When you are feeling afraid of ruffling feathers in a medical environment, your Hospital Buddy (or Doctor’s Office Buddy or Medical Buddy) can step in politely for you. Neither one of you should ever be afraid of asking questions until you understand something or letting people know your needs, your goals, and your fears. Do it politely. Do it with respect. But do it. “I’d like my sister to sit with me until I go back for the biopsy. If you need to ask me anything in private, I’ll ask her to step out for a minute. Otherwise, I need her with me.” “I need a doctor to evaluate my father immediately. Something isn’t right.” “When should I take the first dose of each of these medications?” “What would happen if I didn’t undergo this procedure? What is the risk of the procedure itself?”

It can be hard to speak up. I left the suit store having spent more than I would have liked and having purchased a suit for Son #2 that was not really his top color choice. I don’t think my son wanted to offend the salesman (who was insisting that the gray suit was more versatile than the blue striped one). And I didn’t do a great job of stepping away from the salesman with my son to make sure he could decide without pressure.  And as I said earlier, I don’t really know much about mens’ suits. But this whole escapade was at worst a few hundred dollar less-than-perfect effort. With the photography sitting, at worst I won’t have a choice of all of the specific poses I would have liked. We can get another suit. We can get more pictures done.

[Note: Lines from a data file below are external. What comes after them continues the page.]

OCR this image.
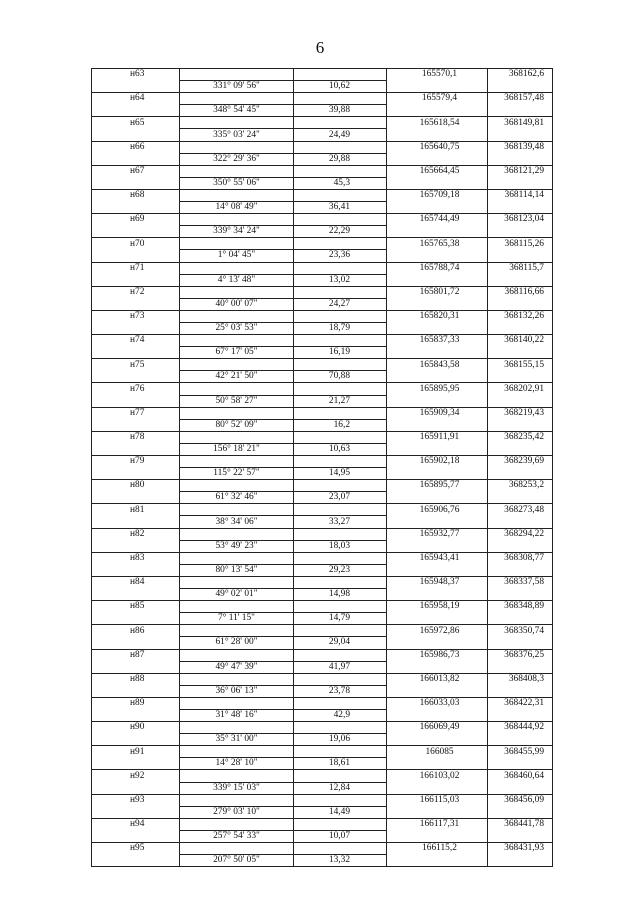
6
н63			165570,1	368162,6
	331° 09' 56"	10,62		
н64			165579,4	368157,48
	348° 54' 45"	39,88		
н65			165618,54	368149,81
	335° 03' 24"	24,49		
н66			165640,75	368139,48
	322° 29' 36"	29,88		
н67			165664,45	368121,29
	350° 55' 06"	45,3		
н68			165709,18	368114,14
	14° 08' 49"	36,41		
н69			165744,49	368123,04
	339° 34' 24"	22,29		
н70			165765,38	368115,26
	1° 04' 45"	23,36		
н71			165788,74	368115,7
	4° 13' 48"	13,02		
н72			165801,72	368116,66
	40° 00' 07"	24,27		
н73			165820,31	368132,26
	25° 03' 53"	18,79		
н74			165837,33	368140,22
	67° 17' 05"	16,19		
н75			165843,58	368155,15
	42° 21' 50"	70,88		
н76			165895,95	368202,91
	50° 58' 27"	21,27		
н77			165909,34	368219,43
	80° 52' 09"	16,2		
н78			165911,91	368235,42
	156° 18' 21"	10,63		
н79			165902,18	368239,69
	115° 22' 57"	14,95		
н80			165895,77	368253,2
	61° 32' 46"	23,07		
н81			165906,76	368273,48
	38° 34' 06"	33,27		
н82			165932,77	368294,22
	53° 49' 23"	18,03		
н83			165943,41	368308,77
	80° 13' 54"	29,23		
н84			165948,37	368337,58
	49° 02' 01"	14,98		
н85			165958,19	368348,89
	7° 11' 15"	14,79		
н86			165972,86	368350,74
	61° 28' 00"	29,04		
н87			165986,73	368376,25
	49° 47' 39"	41,97		
н88			166013,82	368408,3
	36° 06' 13"	23,78		
н89			166033,03	368422,31
	31° 48' 16"	42,9		
н90			166069,49	368444,92
	35° 31' 00"	19,06		
н91			166085	368455,99
	14° 28' 10"	18,61		
н92			166103,02	368460,64
	339° 15' 03"	12,84		
н93			166115,03	368456,09
	279° 03' 10"	14,49		
н94			166117,31	368441,78
	257° 54' 33"	10,07		
н95			166115,2	368431,93
	207° 50' 05"	13,32		
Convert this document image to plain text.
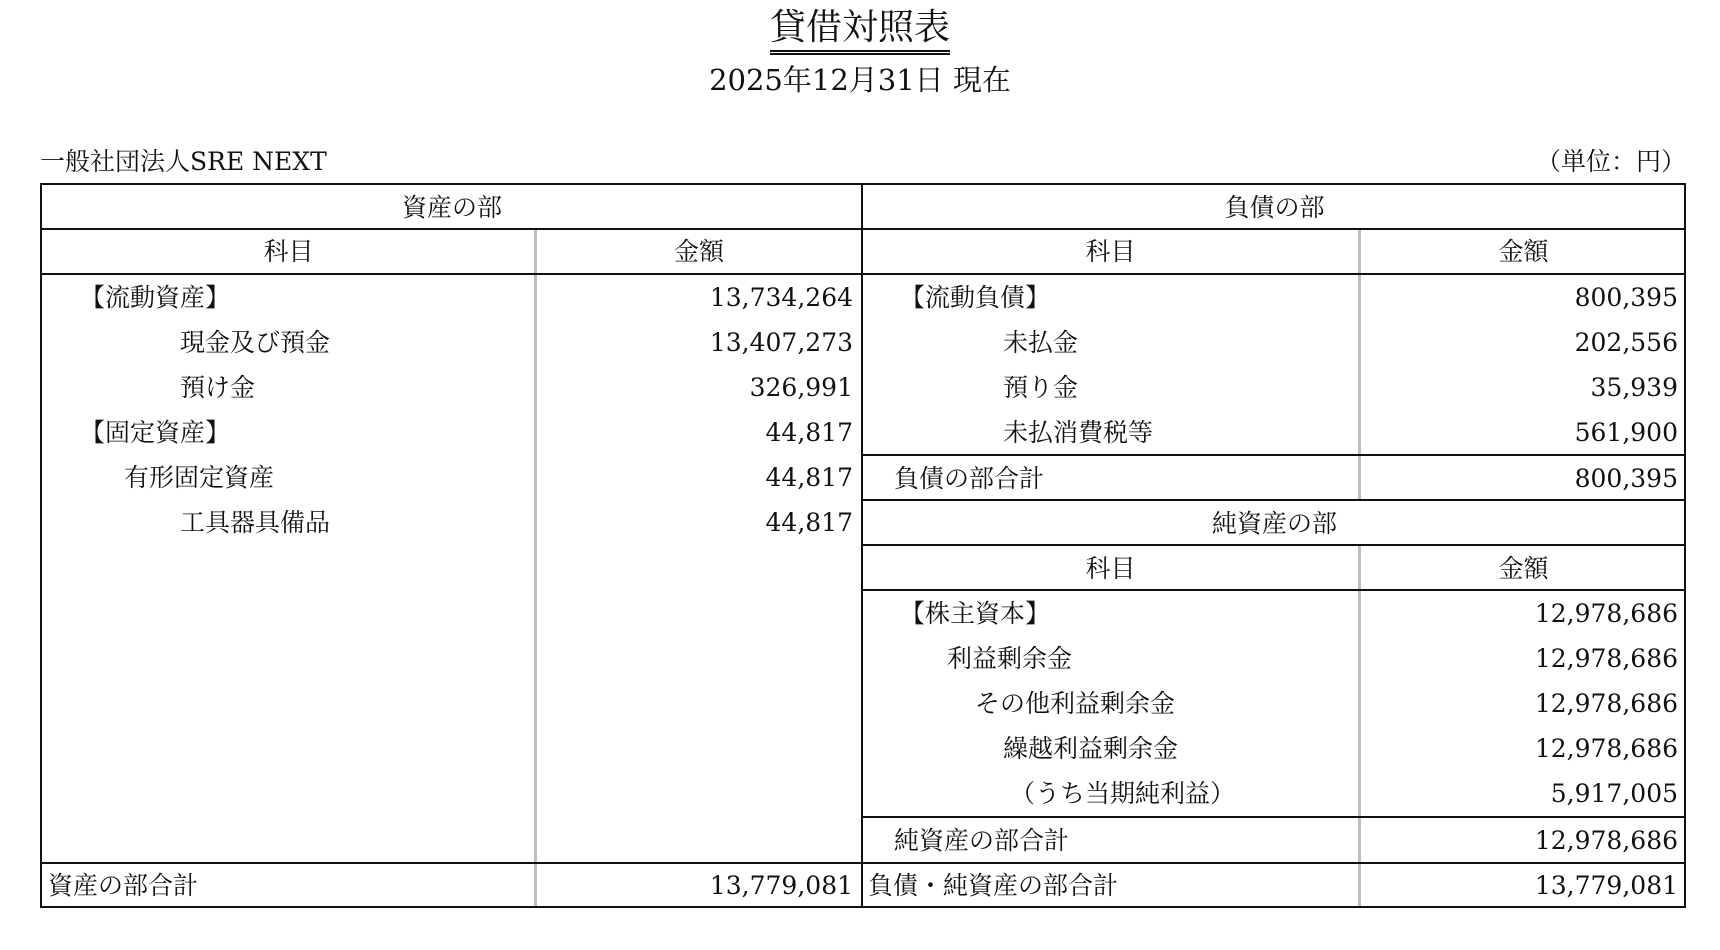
貸借対照表
2025年12月31日 現在
一般社団法人SRE NEXT	（単位：円）
資産の部
科目	金額
【流動資産】	13,734,264
現金及び預金	13,407,273
預け金	326,991
【固定資産】	44,817
有形固定資産	44,817
工具器具備品	44,817
資産の部合計	13,779,081
負債の部
科目	金額
【流動負債】	800,395
未払金	202,556
預り金	35,939
未払消費税等	561,900
負債の部合計	800,395
純資産の部
科目	金額
【株主資本】	12,978,686
利益剰余金	12,978,686
その他利益剰余金	12,978,686
繰越利益剰余金	12,978,686
（うち当期純利益）	5,917,005
純資産の部合計	12,978,686
負債・純資産の部合計	13,779,081
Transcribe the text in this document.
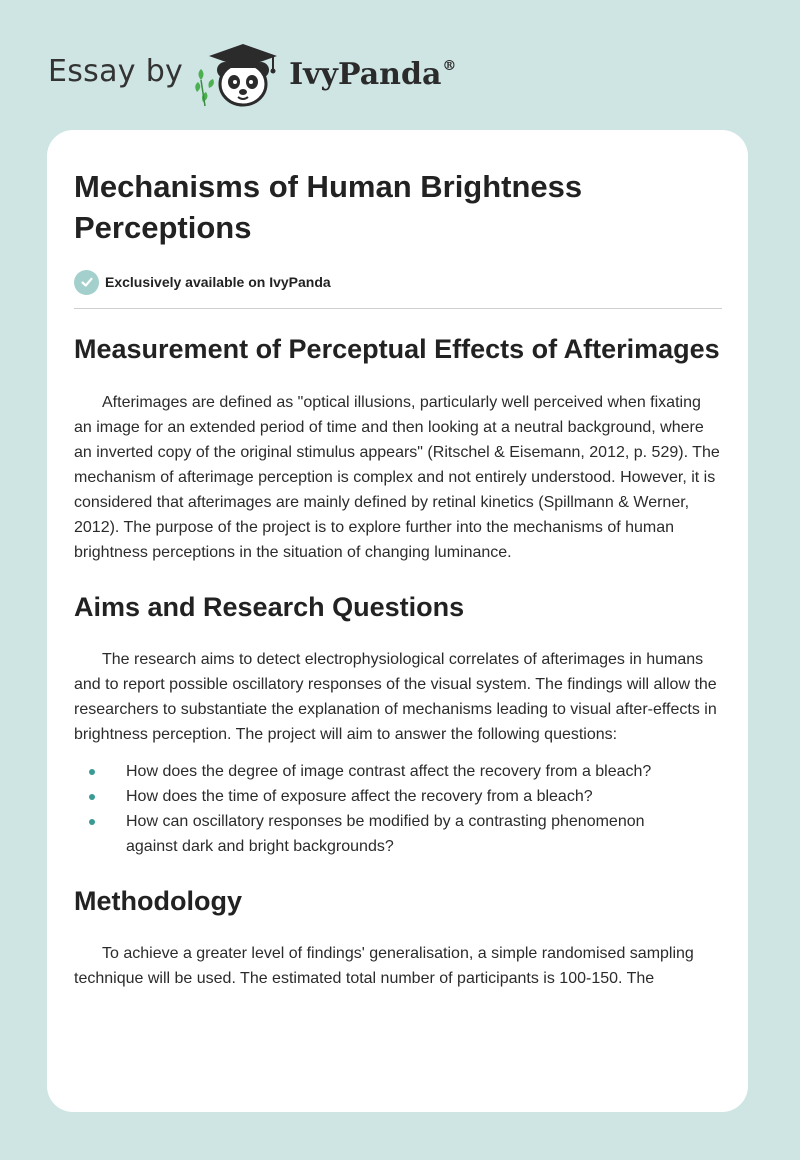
Essay by	IvyPanda®
Mechanisms of Human Brightness Perceptions
Exclusively available on IvyPanda
Measurement of Perceptual Effects of Afterimages

Afterimages are defined as "optical illusions, particularly well perceived when fixating an image for an extended period of time and then looking at a neutral background, where an inverted copy of the original stimulus appears" (Ritschel & Eisemann, 2012, p. 529). The mechanism of afterimage perception is complex and not entirely understood. However, it is considered that afterimages are mainly defined by retinal kinetics (Spillmann & Werner, 2012). The purpose of the project is to explore further into the mechanisms of human brightness perceptions in the situation of changing luminance.

Aims and Research Questions

The research aims to detect electrophysiological correlates of afterimages in humans and to report possible oscillatory responses of the visual system. The findings will allow the researchers to substantiate the explanation of mechanisms leading to visual after-effects in brightness perception. The project will aim to answer the following questions:

How does the degree of image contrast affect the recovery from a bleach?
How does the time of exposure affect the recovery from a bleach?
How can oscillatory responses be modified by a contrasting phenomenon against dark and bright backgrounds?
Methodology

To achieve a greater level of findings' generalisation, a simple randomised sampling technique will be used. The estimated total number of participants is 100-150. The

The stakes are much higher with a medical issue. And I’ve been there, too. My worst decisions have been when I’ve felt pressured by time and been afraid of offending someone. The pressure and the fear can cause us to walk out of a doctor’s office or a hospital with that icky feeling that we’ve just done the wrong thing. Sometimes the time pressure is real, but don’t let the fear of offending someone prevent you from questioning or from getting another opinion. Do it respectfully but firmly. “This is a very big decision for me. While I’m thankful for and respect your opinion, I need a little extra input from another doctor so that I can feel comfortable that I’m making the right choice for me.”

Then know that whatever you decide, you’ve made the best choice possible with the information at hand.